Former Michigan State provost nominated to head UC Riverside
The former No. 2 administrator at Michigan State and a recent finalist to lead several other public universities across the country has been nominated to be the next chancellor of UC Riverside, officials announced Thursday.
Kim A. Wilcox, an expert in speech and hearing disorders who helped lead Michigan State University during a period of state budget cuts, is expected to be confirmed by UC regents as head of the 22,000-student Riverside campus. His salary and other terms of employment will not be publicly released until the regents vote on his nomination during a teleconference Aug. 8.
Friends say Wilcox long wanted to be in charge of a campus and saw no short-term chance that Michigan State President Lou Anna K. Simon would retire. Earlier this year, he was among the finalists to become chancellor of University of Wisconsin-Madison and president at the University of Wyoming. Last year he was a finalist to head the University of Hawaii-Manoa.
In a 10-campus university system with such international academic powerhouses as UCLA and UC Berkeley, UC Riverside has been fighting to gain more resources and prestige. After much debate and funding complications, it recently began to enroll students at its new medical school in an arrangement that will train doctors at community hospitals.
Wilcox, 59, recently stepped down after eight years as provost and executive vice president of the sprawling Michigan State in East Lansing, which enrolls about 47,000 students and includes two medical schools. He appeared to remain popular even though he helped oversee spending cuts, consolidated departments and laid off staff due to severe reductions in state funding.
Evan Martinak, president of the undergraduate student government, said Wilcox listened to students’ concerns and helped push for some of their causes, such as making it easier to re-take a class if a student didn’t do well the first time. During budget cutbacks and rising tuition, Wilcox helped to maintain financial aid, Martinak said.
“I think a lot of folks in academia would not be able to handle the situation in Michigan the way Kim was able to,” he said.
Michigan State trustee Dianne Byrum, who is a former state legislator, described Wilcox as “a people person who puts you at ease.”
That helped, she said, during thorny discussions with faculty and staff over cutting costs. “It was done as smoothly as anything of that magnitude could have been done,” she said.
Wilcox previously was dean of the College of Liberal Arts and Sciences at the University of Kansas and was president of the Kansas Board of Regents, which oversees higher education in that state. He earned a bachelor’s in audiology and speech sciences from Michigan State and a master’s and doctorate in related fields from Purdue University.

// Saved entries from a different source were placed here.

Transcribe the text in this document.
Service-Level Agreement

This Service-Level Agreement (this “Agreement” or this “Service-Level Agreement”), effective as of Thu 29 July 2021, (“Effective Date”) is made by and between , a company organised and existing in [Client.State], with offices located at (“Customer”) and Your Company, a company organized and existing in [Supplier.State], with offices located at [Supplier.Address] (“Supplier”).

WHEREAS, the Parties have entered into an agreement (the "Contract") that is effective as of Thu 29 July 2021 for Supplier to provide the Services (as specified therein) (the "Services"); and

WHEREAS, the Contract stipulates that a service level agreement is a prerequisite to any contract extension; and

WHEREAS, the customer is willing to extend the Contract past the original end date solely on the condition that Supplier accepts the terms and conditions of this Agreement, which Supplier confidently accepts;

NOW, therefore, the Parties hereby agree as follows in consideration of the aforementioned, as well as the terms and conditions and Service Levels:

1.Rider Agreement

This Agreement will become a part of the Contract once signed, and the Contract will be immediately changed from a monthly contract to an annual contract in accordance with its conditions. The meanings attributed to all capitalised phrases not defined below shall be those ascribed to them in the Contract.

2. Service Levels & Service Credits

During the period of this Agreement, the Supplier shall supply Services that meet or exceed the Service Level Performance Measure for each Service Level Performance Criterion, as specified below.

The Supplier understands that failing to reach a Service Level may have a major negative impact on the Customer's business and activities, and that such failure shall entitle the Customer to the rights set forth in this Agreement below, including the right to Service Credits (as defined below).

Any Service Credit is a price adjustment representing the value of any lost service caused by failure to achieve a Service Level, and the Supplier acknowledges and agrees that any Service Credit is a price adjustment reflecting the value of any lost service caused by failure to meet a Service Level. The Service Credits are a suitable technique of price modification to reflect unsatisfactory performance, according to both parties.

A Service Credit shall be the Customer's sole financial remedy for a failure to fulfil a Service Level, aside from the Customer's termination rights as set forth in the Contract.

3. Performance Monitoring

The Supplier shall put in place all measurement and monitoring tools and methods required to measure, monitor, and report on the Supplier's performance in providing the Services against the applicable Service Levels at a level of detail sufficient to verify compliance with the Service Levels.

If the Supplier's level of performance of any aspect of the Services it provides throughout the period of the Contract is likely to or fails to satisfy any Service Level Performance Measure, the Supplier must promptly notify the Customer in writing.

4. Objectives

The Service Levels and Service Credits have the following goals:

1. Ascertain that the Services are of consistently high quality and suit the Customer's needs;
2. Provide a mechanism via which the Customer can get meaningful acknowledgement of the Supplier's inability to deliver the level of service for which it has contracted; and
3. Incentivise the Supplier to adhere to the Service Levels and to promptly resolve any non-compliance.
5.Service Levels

In nominating Wilcox, UC system President Mark G. Yudof made what is probably his final major appointment before his own retirement in September — when he will be succeeded by U.S. Secretary of Homeland Security Janet Napolitano.
Wilcox “has been a dedicated teacher, scholar and researcher who also excelled as an academic leader and chief executive, always maintaining his commitment to diversity and access to higher education,” Yudof said in a prepared statement.
Until the regents vote, Wilcox will decline interviews, according to UC officials. In a statement, he said: “My values and interests align perfectly with UC Riverside, one of the nation’s great research universities. I look forward to meeting with students, faculty, staff, alumni and members of the larger community, to learning and exchanging ideas and to working toward making Riverside the best it can be.”
More than 100 candidates were considered and six were interviewed, officials said. But unlike some other state universities, UC does not reveal finalists.
UC Riverside’s previous chancellor, Timothy White, left last year to lead the 23-campus Cal State system.